Not all educators agree. Four former Summit teachers said they found the system problematic. They asked that their names be withheld, saying they feared repercussions for their careers.
At Summit, they said, they were required to teach students cognitive skills (like how to construct an argument) while making students responsible for teaching themselves underlying lesson material (like how diverse plants and animals coexist). But some students raced through lessons without actually understanding basic facts, the teachers said, making it difficult to help them structure arguments on specific topics, like climate change.
Ms. Tavenner of Summit, however, said that was exactly the point: to make students discover for themselves that they cannot succeed on applied projects without learning the fundamentals.
Students think to themselves, “‘Oh, I’ve got to actually go back and deeply understand it,’” Ms. Tavenner said. “Those are the habits of success that we are trying to instill in kids that simply don’t get instilled in the normal system.”
It can be a steep learning curve.
In 2015, Urban Promise Academy, a public middle school in Oakland, Calif., introduced the platform for its sixth graders. But students, accustomed to having a teacher’s guidance, did not know how to pace themselves, said Claire Fisher, the school’s principal.

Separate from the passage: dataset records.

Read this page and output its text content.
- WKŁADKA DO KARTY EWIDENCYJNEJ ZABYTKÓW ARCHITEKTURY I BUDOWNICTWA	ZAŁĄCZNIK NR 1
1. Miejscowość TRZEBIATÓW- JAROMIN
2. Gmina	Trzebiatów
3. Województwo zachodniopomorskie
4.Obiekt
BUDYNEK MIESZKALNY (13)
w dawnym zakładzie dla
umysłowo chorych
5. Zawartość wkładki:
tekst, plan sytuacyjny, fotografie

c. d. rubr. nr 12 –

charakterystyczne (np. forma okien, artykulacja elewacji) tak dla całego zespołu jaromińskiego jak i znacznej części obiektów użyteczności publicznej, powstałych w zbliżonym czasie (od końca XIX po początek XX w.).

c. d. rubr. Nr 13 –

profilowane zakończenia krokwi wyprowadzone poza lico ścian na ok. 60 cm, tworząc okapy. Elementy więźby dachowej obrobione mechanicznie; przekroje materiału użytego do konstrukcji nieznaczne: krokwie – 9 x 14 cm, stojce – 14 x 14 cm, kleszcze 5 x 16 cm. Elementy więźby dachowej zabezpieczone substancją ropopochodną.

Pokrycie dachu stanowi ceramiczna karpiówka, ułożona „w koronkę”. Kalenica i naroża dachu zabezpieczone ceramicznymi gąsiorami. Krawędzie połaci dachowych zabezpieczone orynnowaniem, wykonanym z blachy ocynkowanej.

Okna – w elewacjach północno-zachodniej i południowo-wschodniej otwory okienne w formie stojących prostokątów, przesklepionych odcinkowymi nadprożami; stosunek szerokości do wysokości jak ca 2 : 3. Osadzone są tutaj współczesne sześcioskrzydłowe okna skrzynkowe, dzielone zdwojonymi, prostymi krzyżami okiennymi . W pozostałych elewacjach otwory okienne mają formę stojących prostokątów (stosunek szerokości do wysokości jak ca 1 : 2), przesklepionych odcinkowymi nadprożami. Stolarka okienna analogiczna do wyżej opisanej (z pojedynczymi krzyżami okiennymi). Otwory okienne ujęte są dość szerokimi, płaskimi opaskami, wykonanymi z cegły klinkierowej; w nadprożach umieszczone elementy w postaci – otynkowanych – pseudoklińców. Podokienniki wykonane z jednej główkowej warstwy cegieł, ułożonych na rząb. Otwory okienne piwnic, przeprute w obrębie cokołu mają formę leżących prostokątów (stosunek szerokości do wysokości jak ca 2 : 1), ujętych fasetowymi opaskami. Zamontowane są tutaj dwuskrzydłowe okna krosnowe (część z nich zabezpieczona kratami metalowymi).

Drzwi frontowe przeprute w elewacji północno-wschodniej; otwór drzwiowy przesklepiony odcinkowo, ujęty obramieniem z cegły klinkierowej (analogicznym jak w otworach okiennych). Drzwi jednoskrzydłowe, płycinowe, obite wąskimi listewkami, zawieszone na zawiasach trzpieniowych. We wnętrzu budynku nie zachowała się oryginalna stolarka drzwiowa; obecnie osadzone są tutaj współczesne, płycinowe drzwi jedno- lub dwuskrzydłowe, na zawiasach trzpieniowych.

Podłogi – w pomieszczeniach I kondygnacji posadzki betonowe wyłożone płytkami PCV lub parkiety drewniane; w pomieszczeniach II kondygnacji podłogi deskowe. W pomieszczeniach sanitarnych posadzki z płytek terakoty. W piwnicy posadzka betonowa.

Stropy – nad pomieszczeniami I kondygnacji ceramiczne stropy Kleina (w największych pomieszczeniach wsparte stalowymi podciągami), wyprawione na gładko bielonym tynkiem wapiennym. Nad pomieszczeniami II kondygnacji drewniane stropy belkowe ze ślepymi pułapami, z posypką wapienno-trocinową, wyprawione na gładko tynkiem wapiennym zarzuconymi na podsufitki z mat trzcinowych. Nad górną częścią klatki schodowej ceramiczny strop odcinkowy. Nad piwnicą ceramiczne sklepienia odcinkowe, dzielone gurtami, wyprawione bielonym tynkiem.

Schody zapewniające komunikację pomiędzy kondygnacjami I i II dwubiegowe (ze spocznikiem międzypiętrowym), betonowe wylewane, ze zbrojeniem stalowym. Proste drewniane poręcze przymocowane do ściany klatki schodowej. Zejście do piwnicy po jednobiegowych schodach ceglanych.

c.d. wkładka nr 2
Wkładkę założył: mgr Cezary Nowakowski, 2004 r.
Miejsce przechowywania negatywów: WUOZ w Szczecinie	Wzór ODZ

“Kids were self-pacing to failure,” Ms. Fisher said.
Teachers remedied that by helping students set realistic goals. The school is now happy with the program, she said, and has expanded it to the seventh grade. Even so, Ms. Fisher said, “We definitely have a concern about the quality of the assessments in the curriculum and whether it actually promotes deeper learning.”
The Chan Zuckerberg Initiative, an organization set up by Dr. Chan and Mr. Zuckerberg to manage their projects in education and other areas, plans to take over Facebook’s engineering role in developing the education software by the end of this year.
Mr. Zuckerberg has big plans in mind for the program. In his Peru speech, he noted that there were only about 25,000 public secondary schools in the United States.
“Our hope over the next decade is to help upgrade a majority of these schools to personalized learning and then start working globally as well,” Mr. Zuckerberg told the audience. “Giving a billion students a personalized education is a great thing to do.”